I was at the grocery store this week with my little cloth shopping bags. These are de rigueur in the New City. You may drive 10 miles to the store in your SUV and buy a roast that required more energy to produce than five or six hundred paper bags, but you may not forget your little cloth bag. The store, no doubt out of the goodness of its little heart, reminds you on the cart corrals: "Don't forget your bag!" I didn't.
Anyway, I had several 2 liter bottles of soda which I told the clerk that she could leave in the cart. I prefer struggling with them individually. Occasionally I drop one and cause a big mess because that's part of my allure as a husband.
"Do you want me to bag this?" she said, indicating a half gallon jug of milk.
"No, that's OK," I replied. "But I will need the cat litter bagged."
"All right," she said, glancing away. The cat litter was in a bag approximately 5 times as large as the grocery bag. The only way it would fit in there would be if you burnt all of the cat litter in a very hot fire, collected the ashes, threw half of the ashes away, then put them in the grocery bag. The cat litter wasn't going in my little cloth bag.

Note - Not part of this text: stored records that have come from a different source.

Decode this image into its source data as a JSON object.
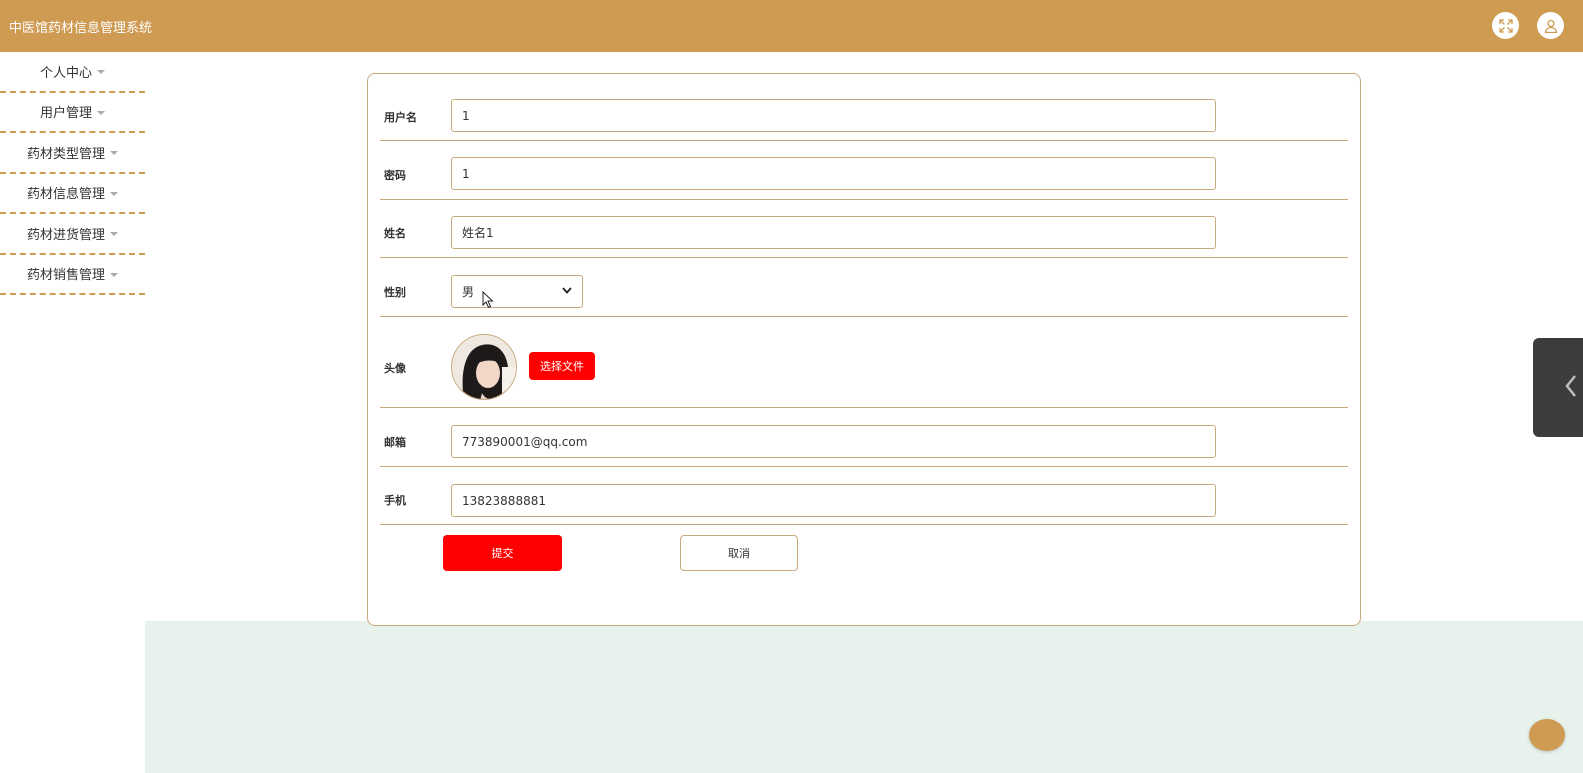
{
  "header": {
    "title": "中医馆药材信息管理系统",
    "icons": [
      "fullscreen-icon",
      "user-icon"
    ]
  },
  "sidebar": {
    "items": [
      {
        "label": "个人中心"
      },
      {
        "label": "用户管理"
      },
      {
        "label": "药材类型管理"
      },
      {
        "label": "药材信息管理"
      },
      {
        "label": "药材进货管理"
      },
      {
        "label": "药材销售管理"
      }
    ]
  },
  "form": {
    "username": {
      "label": "用户名",
      "value": "1"
    },
    "password": {
      "label": "密码",
      "value": "1"
    },
    "name": {
      "label": "姓名",
      "value": "姓名1"
    },
    "gender": {
      "label": "性别",
      "value": "男"
    },
    "avatar": {
      "label": "头像",
      "upload_label": "选择文件"
    },
    "email": {
      "label": "邮箱",
      "value": "773890001@qq.com"
    },
    "phone": {
      "label": "手机",
      "value": "13823888881"
    },
    "submit_label": "提交",
    "cancel_label": "取消"
  },
  "colors": {
    "brand": "#cf9a52",
    "primary_button": "#ff0000",
    "border": "#c9aa7e",
    "bottom_band": "#e8f2ec",
    "side_tab": "#3c3c3c"
  }
}
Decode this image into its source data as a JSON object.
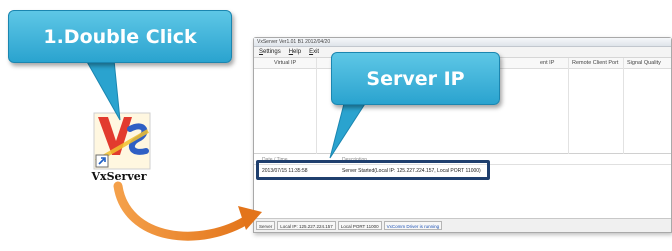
{
  "callouts": {
    "double_click": "1.Double Click",
    "server_ip": "Server IP"
  },
  "desktop_icon": {
    "label": "VxServer",
    "icon_name": "vxserver-app-icon"
  },
  "window": {
    "title": "VxServer Ver1.01 B1 2012/04/20",
    "menu": [
      "Settings",
      "Help",
      "Exit"
    ],
    "columns": [
      "Virtual IP",
      "ent IP",
      "Remote Client Port",
      "Signal Quality"
    ],
    "log_headers": [
      "Date / Time",
      "Description"
    ],
    "log_rows": [
      {
        "time": "2013/07/15 11:35:58",
        "message": "Server Started(Local IP: 125.227.224.157, Local PORT 11000)"
      }
    ],
    "status": [
      "Server",
      "Local IP: 125.227.224.157",
      "Local PORT 11000",
      "VxComm Driver is running"
    ]
  },
  "colors": {
    "callout": "#2aa3cf",
    "arrow": "#f08a24",
    "highlight_border": "#1f3f6e"
  }
}
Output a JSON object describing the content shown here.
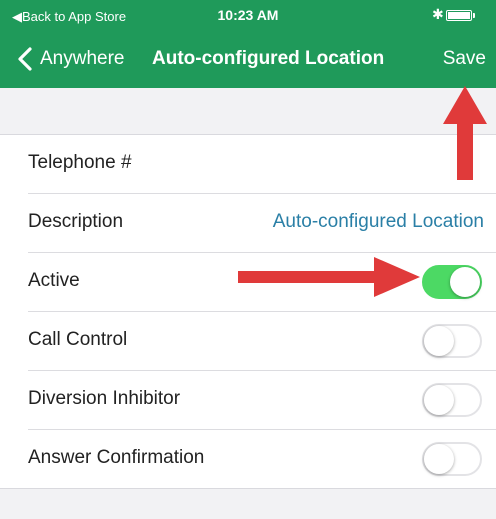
{
  "status_bar": {
    "back_label": "◀Back to App Store",
    "time": "10:23 AM",
    "bluetooth_icon": "bluetooth-icon",
    "battery_icon": "battery-icon"
  },
  "nav": {
    "back_label": "Anywhere",
    "title": "Auto-configured Location",
    "save_label": "Save"
  },
  "rows": [
    {
      "label": "Telephone #",
      "value": ""
    },
    {
      "label": "Description",
      "value": "Auto-configured Location"
    },
    {
      "label": "Active",
      "toggle": true
    },
    {
      "label": "Call Control",
      "toggle": false
    },
    {
      "label": "Diversion Inhibitor",
      "toggle": false
    },
    {
      "label": "Answer Confirmation",
      "toggle": false
    }
  ],
  "colors": {
    "header": "#1f9a5a",
    "toggle_on": "#4cd964",
    "value_text": "#2a7fa6",
    "annotation_arrow": "#e03a3a"
  }
}
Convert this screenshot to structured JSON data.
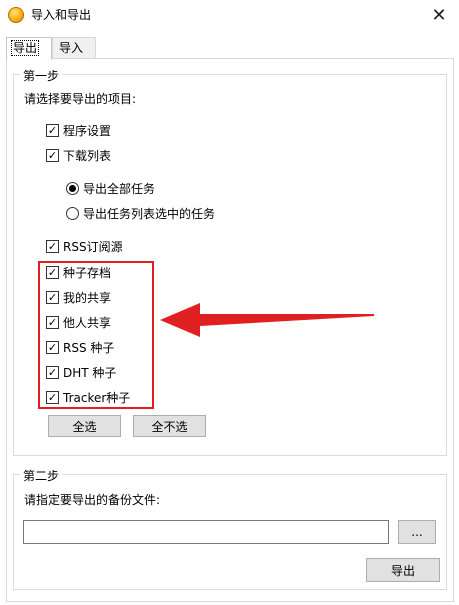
{
  "window": {
    "title": "导入和导出",
    "close_glyph": "✕"
  },
  "tabs": [
    {
      "label": "导出",
      "active": true
    },
    {
      "label": "导入",
      "active": false
    }
  ],
  "step1": {
    "legend": "第一步",
    "instruction": "请选择要导出的项目:",
    "items": {
      "program_settings": {
        "label": "程序设置",
        "checked": true
      },
      "download_list": {
        "label": "下载列表",
        "checked": true
      },
      "export_all_tasks": {
        "label": "导出全部任务",
        "selected": true
      },
      "export_selected_tasks": {
        "label": "导出任务列表选中的任务",
        "selected": false
      },
      "rss_subscriptions": {
        "label": "RSS订阅源",
        "checked": true
      },
      "seed_archive": {
        "label": "种子存档",
        "checked": true
      },
      "my_shares": {
        "label": "我的共享",
        "checked": true
      },
      "others_shares": {
        "label": "他人共享",
        "checked": true
      },
      "rss_seeds": {
        "label": "RSS 种子",
        "checked": true
      },
      "dht_seeds": {
        "label": "DHT 种子",
        "checked": true
      },
      "tracker_seeds": {
        "label": "Tracker种子",
        "checked": true
      }
    },
    "check_glyph": "✓",
    "select_all_label": "全选",
    "select_none_label": "全不选"
  },
  "step2": {
    "legend": "第二步",
    "instruction": "请指定要导出的备份文件:",
    "file_path_value": "",
    "browse_label": "...",
    "export_label": "导出"
  },
  "annotation": {
    "highlight_color": "#e02020"
  }
}
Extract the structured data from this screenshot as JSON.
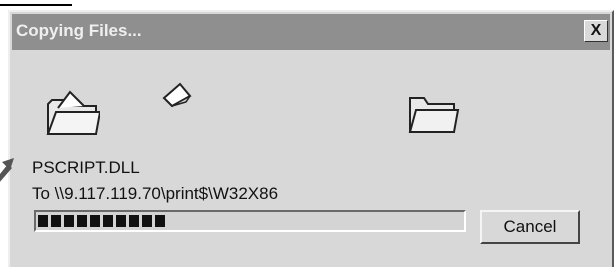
{
  "dialog": {
    "title": "Copying Files...",
    "close_label": "X",
    "file_name": "PSCRIPT.DLL",
    "destination": "To \\\\9.117.119.70\\print$\\W32X86",
    "progress_fraction": 0.3,
    "cancel_label": "Cancel"
  },
  "icons": {
    "source": "folder-open-icon",
    "flying": "document-icon",
    "target": "folder-icon"
  }
}
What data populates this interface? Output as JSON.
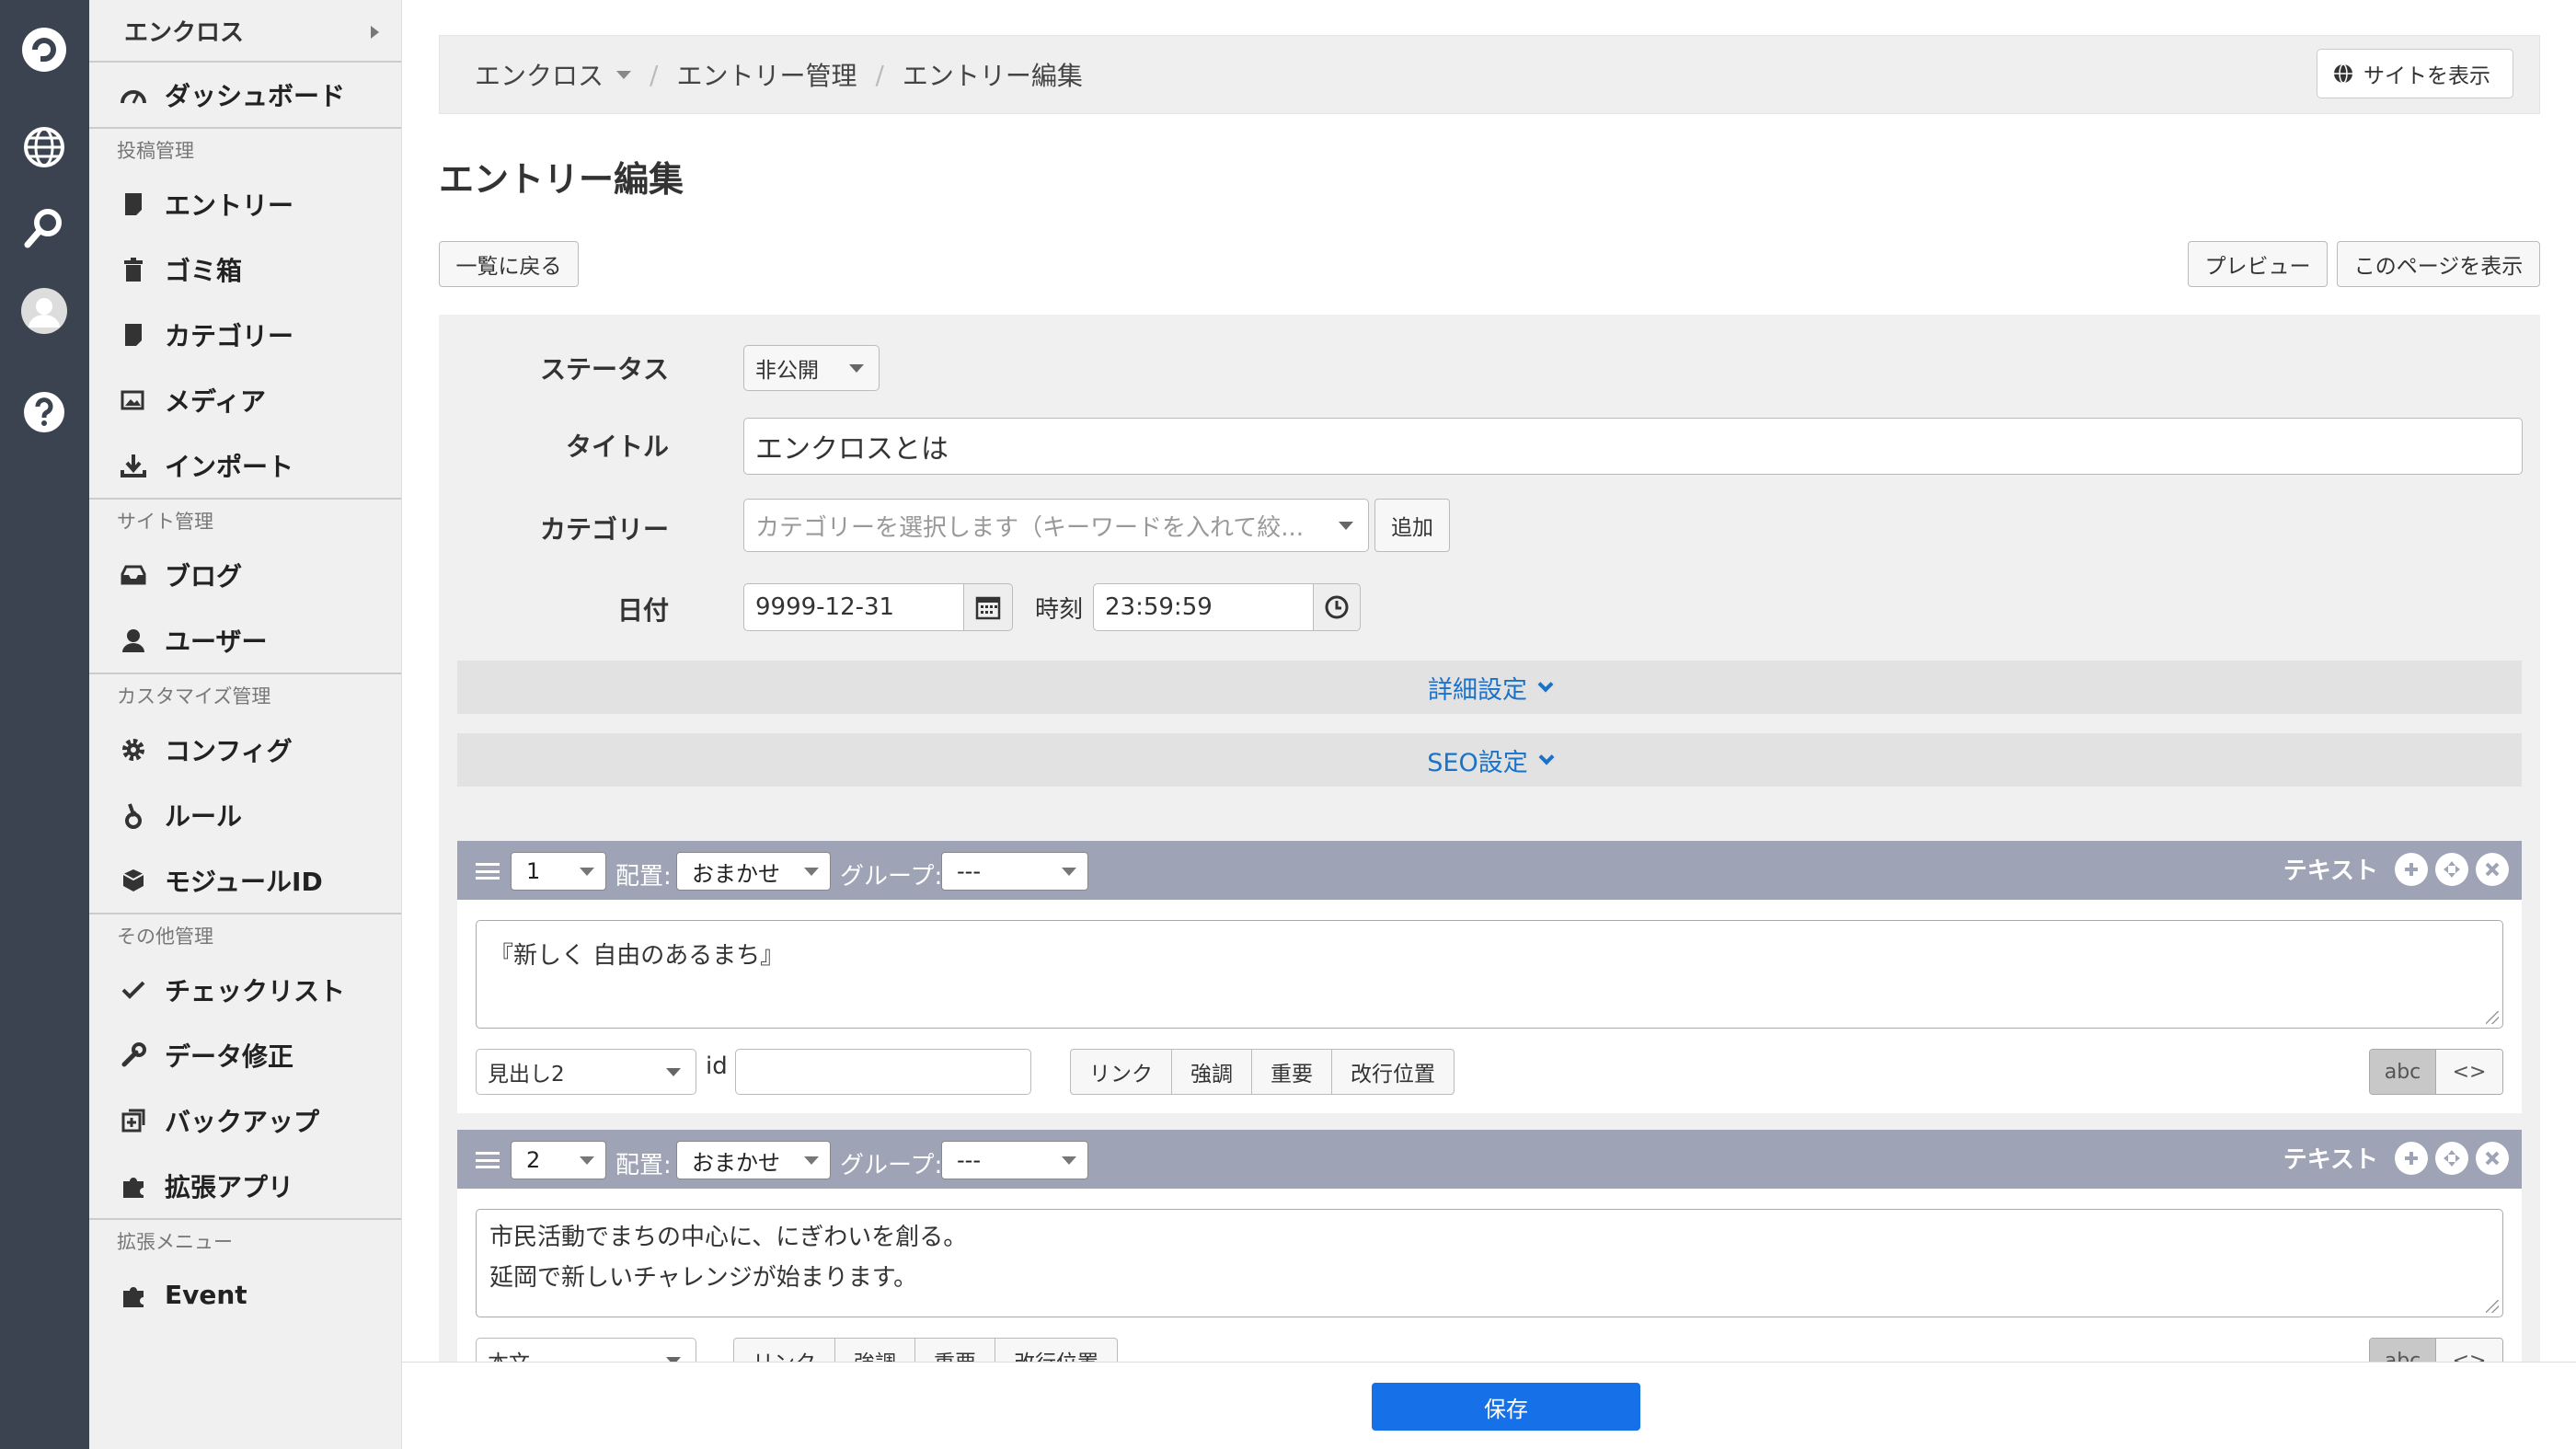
{
  "sidebar": {
    "top_label": "エンクロス",
    "dashboard": "ダッシュボード",
    "groups": [
      {
        "title": "投稿管理",
        "items": [
          "エントリー",
          "ゴミ箱",
          "カテゴリー",
          "メディア",
          "インポート"
        ]
      },
      {
        "title": "サイト管理",
        "items": [
          "ブログ",
          "ユーザー"
        ]
      },
      {
        "title": "カスタマイズ管理",
        "items": [
          "コンフィグ",
          "ルール",
          "モジュールID"
        ]
      },
      {
        "title": "その他管理",
        "items": [
          "チェックリスト",
          "データ修正",
          "バックアップ",
          "拡張アプリ"
        ]
      },
      {
        "title": "拡張メニュー",
        "items": [
          "Event"
        ]
      }
    ]
  },
  "breadcrumb": {
    "items": [
      "エンクロス",
      "エントリー管理",
      "エントリー編集"
    ],
    "site_button": "サイトを表示"
  },
  "page_title": "エントリー編集",
  "buttons": {
    "back": "一覧に戻る",
    "preview": "プレビュー",
    "view_page": "このページを表示",
    "save": "保存"
  },
  "form": {
    "status_label": "ステータス",
    "status_value": "非公開",
    "title_label": "タイトル",
    "title_value": "エンクロスとは",
    "category_label": "カテゴリー",
    "category_placeholder": "カテゴリーを選択します（キーワードを入れて絞...",
    "category_add": "追加",
    "date_label": "日付",
    "date_value": "9999-12-31",
    "time_label": "時刻",
    "time_value": "23:59:59",
    "detail_settings": "詳細設定",
    "seo_settings": "SEO設定"
  },
  "units": [
    {
      "order": "1",
      "placement_label": "配置:",
      "placement": "おまかせ",
      "group_label": "グループ:",
      "group": "---",
      "type_label": "テキスト",
      "text": "『新しく 自由のあるまち』",
      "tag": "見出し2",
      "id_label": "id",
      "id_value": "",
      "tools": [
        "リンク",
        "強調",
        "重要",
        "改行位置"
      ],
      "mode_on": "abc",
      "mode_off": "<>"
    },
    {
      "order": "2",
      "placement_label": "配置:",
      "placement": "おまかせ",
      "group_label": "グループ:",
      "group": "---",
      "type_label": "テキスト",
      "text_line1": "市民活動でまちの中心に、にぎわいを創る。",
      "text_line2": "延岡で新しいチャレンジが始まります。",
      "tag": "本文",
      "tools": [
        "リンク",
        "強調",
        "重要",
        "改行位置"
      ],
      "mode_on": "abc",
      "mode_off": "<>"
    }
  ],
  "colors": {
    "rail": "#3c4350",
    "unit_header": "#9ea3b5",
    "accent_link": "#1a73c9",
    "save": "#1671e8"
  }
}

"I'm kidding, of course," I said, feeling a little bad.
She looked at me. "I was pretty sure you were but you wouldn't believe the things people ask me to do."
Really? I should have inquired as to what exactly people were asking her to do. I think I was afraid of what the answer might be.
We chatted a minute as she finished up. I watched as she rummaged around in her register and then scanned a coupon, money coming off my bill.
She leaned over. "I gave you the senior citizen coupon on the milk since you're funny," she said.
"Funny ha ha, or funny peculiar?" I asked. Maybe she thought I was a senior citizen, what with the wrinkles and gray hair and everything.
How much effort does it take to make a little effort with people, to acknowledge that they exist? Pretty much, apparently.